Mick lifted his chin higher and stared down his nose at Kade with an empty smile. “I was ordered to give you options. You picked option two, just like I knew you would.”
Mick’s eyes blazed brigh
t green as he pulled a Glock from the back of his jeans.
Coward. Mick was a fuckin’ coward. He had a wolf inside of him, and he brought a gun? Weak. Kade was going to kill him.
Time slowed to a crawl as Mick lifted the weapon. His finger was already on the trigger. His feral eyes were dancing as though he couldn’t wait to pull it. As though he couldn’t wait for revenge for all those times Kade had bested him and his Clan.
They should’ve been stronger.
Kade let the wolf have his body and, shhhhhit, it hurt. When the wolf came out enraged, it was like falling into a fire. He was fire. He was fire and death and everything dark. Kade used to hate it, but in this moment, he embraced the darkness. It was time to use the poison inside of him as a weapon.
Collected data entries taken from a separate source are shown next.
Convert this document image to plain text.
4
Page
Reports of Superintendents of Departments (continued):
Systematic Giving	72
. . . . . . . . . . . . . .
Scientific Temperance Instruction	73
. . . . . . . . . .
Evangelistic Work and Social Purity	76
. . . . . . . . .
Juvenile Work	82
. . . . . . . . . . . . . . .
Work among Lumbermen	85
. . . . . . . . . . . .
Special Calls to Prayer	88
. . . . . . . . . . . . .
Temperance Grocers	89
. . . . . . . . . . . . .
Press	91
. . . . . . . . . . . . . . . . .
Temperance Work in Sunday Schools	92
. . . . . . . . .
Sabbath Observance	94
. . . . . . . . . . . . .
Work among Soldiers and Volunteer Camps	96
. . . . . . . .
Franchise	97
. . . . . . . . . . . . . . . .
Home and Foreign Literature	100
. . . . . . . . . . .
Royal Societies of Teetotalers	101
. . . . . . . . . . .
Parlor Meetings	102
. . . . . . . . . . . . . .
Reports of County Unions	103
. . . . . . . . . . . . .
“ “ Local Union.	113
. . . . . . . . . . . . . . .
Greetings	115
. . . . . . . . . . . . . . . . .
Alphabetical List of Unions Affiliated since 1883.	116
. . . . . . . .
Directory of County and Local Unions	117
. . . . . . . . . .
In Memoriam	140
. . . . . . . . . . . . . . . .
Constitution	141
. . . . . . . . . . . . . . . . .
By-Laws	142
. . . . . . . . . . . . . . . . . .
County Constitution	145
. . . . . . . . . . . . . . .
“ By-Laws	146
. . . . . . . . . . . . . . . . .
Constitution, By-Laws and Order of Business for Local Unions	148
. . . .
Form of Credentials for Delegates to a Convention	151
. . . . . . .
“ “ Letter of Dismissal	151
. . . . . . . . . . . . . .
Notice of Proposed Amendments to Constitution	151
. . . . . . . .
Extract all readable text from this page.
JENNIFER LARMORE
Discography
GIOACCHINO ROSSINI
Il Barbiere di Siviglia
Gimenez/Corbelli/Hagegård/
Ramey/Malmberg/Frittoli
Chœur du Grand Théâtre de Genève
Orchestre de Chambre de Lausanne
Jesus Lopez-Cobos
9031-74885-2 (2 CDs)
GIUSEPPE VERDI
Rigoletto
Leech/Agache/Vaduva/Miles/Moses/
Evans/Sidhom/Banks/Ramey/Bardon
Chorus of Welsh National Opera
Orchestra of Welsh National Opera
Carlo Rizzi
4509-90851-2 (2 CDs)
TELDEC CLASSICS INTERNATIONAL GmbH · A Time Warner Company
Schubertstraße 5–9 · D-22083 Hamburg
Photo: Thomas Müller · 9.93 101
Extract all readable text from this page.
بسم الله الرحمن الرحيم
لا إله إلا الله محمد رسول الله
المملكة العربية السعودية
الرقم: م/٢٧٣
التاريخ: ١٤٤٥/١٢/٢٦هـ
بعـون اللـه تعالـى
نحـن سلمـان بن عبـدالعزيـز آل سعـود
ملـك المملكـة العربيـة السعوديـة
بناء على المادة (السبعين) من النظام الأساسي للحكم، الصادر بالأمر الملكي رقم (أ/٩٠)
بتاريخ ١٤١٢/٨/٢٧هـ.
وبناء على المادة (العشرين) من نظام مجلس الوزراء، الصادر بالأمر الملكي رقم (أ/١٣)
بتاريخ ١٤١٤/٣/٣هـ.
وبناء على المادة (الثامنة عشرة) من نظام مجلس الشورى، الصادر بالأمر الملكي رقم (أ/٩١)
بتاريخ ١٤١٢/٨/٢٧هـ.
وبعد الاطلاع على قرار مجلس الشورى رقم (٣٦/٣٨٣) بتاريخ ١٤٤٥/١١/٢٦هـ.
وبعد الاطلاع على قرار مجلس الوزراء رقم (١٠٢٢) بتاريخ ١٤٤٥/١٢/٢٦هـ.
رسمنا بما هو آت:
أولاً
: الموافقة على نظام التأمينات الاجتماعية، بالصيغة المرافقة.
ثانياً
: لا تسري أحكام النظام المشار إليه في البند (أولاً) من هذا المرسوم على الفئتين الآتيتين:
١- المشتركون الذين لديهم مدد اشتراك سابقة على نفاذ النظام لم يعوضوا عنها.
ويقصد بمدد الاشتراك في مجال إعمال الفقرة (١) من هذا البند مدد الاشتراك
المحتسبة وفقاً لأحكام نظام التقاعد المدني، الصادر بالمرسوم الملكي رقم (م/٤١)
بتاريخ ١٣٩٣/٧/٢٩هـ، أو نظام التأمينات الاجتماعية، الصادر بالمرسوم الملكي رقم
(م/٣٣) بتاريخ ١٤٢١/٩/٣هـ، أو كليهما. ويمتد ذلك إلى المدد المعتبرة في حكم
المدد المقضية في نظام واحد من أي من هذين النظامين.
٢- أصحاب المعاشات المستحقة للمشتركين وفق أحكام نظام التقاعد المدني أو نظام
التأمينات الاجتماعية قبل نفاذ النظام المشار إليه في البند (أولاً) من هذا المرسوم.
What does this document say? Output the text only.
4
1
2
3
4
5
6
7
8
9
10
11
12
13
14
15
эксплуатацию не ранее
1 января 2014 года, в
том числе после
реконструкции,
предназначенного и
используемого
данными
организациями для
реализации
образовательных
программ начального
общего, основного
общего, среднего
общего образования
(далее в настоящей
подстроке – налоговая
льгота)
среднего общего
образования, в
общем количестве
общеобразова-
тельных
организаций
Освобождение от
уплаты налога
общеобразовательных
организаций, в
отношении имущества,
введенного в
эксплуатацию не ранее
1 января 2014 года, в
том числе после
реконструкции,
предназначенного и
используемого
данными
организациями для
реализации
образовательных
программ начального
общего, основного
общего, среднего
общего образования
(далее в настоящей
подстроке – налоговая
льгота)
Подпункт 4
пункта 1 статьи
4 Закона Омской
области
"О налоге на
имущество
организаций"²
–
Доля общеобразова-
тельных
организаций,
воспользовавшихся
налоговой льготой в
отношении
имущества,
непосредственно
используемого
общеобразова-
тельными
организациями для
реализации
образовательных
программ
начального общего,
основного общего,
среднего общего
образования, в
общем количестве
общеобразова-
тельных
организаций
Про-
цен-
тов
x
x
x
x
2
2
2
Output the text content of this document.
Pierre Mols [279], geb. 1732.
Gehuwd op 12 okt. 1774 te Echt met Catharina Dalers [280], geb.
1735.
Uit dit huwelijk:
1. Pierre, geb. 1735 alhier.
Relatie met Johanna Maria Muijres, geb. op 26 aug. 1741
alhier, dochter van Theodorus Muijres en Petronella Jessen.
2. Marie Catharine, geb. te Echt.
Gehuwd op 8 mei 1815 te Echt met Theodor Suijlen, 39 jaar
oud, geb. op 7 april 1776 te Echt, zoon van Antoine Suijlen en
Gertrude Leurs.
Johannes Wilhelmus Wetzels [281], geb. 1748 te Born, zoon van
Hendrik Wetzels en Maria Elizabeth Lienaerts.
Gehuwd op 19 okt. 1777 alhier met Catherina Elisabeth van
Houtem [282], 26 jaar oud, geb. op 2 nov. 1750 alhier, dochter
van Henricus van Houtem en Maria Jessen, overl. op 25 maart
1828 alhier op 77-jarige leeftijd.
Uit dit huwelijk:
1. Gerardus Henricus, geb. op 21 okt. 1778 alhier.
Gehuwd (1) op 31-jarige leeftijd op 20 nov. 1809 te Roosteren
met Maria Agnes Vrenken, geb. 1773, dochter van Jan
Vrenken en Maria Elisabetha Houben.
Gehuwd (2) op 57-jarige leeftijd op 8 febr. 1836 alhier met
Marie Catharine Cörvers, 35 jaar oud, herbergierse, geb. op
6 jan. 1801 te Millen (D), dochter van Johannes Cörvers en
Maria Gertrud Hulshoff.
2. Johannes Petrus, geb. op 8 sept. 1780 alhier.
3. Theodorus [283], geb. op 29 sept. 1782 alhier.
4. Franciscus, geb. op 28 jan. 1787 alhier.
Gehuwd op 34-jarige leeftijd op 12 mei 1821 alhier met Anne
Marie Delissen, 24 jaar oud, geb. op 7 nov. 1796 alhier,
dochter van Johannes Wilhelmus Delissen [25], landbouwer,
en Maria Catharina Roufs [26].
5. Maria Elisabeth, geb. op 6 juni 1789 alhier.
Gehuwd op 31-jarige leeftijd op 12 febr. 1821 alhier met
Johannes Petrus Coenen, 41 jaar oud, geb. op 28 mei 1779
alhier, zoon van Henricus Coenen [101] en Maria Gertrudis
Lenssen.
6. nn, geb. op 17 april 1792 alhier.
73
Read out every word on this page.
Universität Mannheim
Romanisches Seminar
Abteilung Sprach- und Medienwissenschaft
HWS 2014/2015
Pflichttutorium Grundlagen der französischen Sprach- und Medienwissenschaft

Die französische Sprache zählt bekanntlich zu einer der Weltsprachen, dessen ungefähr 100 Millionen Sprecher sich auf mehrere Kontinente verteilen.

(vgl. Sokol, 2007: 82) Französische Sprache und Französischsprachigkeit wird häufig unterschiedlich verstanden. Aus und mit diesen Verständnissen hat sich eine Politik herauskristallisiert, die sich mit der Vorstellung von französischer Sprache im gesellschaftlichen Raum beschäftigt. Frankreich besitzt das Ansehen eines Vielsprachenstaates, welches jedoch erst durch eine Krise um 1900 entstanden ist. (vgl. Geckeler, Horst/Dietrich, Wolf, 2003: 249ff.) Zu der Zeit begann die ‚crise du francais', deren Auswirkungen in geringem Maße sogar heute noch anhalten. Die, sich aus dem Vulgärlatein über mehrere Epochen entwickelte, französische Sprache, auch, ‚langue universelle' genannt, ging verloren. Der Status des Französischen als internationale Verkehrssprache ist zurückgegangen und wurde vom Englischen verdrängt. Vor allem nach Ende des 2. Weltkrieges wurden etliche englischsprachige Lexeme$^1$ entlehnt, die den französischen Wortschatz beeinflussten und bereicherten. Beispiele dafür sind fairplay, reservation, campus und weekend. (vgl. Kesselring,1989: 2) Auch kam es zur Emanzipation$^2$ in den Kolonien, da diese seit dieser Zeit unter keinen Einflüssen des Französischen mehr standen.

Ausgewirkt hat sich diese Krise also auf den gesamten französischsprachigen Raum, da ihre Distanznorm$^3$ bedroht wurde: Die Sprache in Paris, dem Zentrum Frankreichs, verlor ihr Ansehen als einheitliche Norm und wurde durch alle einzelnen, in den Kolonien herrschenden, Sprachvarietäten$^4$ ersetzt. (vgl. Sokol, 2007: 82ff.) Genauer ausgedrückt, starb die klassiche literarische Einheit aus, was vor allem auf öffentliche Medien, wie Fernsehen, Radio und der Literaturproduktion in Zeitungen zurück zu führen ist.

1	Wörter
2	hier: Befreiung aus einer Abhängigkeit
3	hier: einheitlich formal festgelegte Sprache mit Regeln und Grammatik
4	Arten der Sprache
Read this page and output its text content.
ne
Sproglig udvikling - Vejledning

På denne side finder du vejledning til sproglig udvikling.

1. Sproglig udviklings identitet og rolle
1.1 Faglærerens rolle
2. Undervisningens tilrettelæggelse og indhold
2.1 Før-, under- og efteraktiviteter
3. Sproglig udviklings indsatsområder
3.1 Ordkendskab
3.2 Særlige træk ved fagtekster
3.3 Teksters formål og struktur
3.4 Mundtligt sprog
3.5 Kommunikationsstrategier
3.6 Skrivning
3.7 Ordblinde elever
He hit the sawdust-covered ground on all fours and dug his claws in, bolting straight for that asshole. There was this satisfying look of shock on Mick’s face. He hadn’t expected Kade to charge him. That much was clear from the way his eyes went round.
Better aim good, Mick. One bullet ain’t gonna save you from me.
With a ripping snarl, Kade bunched his muscles and sailed through the air right for Mick.
And Mick…that coward…that weak wolf…
He pulled the trigger.
Chapter Twelve
Biting her thumbnail, Trina frowned at the door to the bar. Her shift had ended an hour ago. Kade had planned to pick her up and take the motorcycles on a trip to Corvallis, maybe eat lunch along the way. She’d been so excited when he’d asked her, but he hadn’t shown up. It wasn’t like him. Sure, she had to get used to days at a time when he was out in the forest running around as a wolf and unable to Change back, but he usually told her before he was going to go off the rails. Or she could tell from the shaky control he had over the wolf. When it got worse, he was usually close to a Change. But when she’d left his bed this morning, he’d been calm and relaxed. His eyes had even been their human color when he’d walked her to her motorcycle and kissed her goodbye.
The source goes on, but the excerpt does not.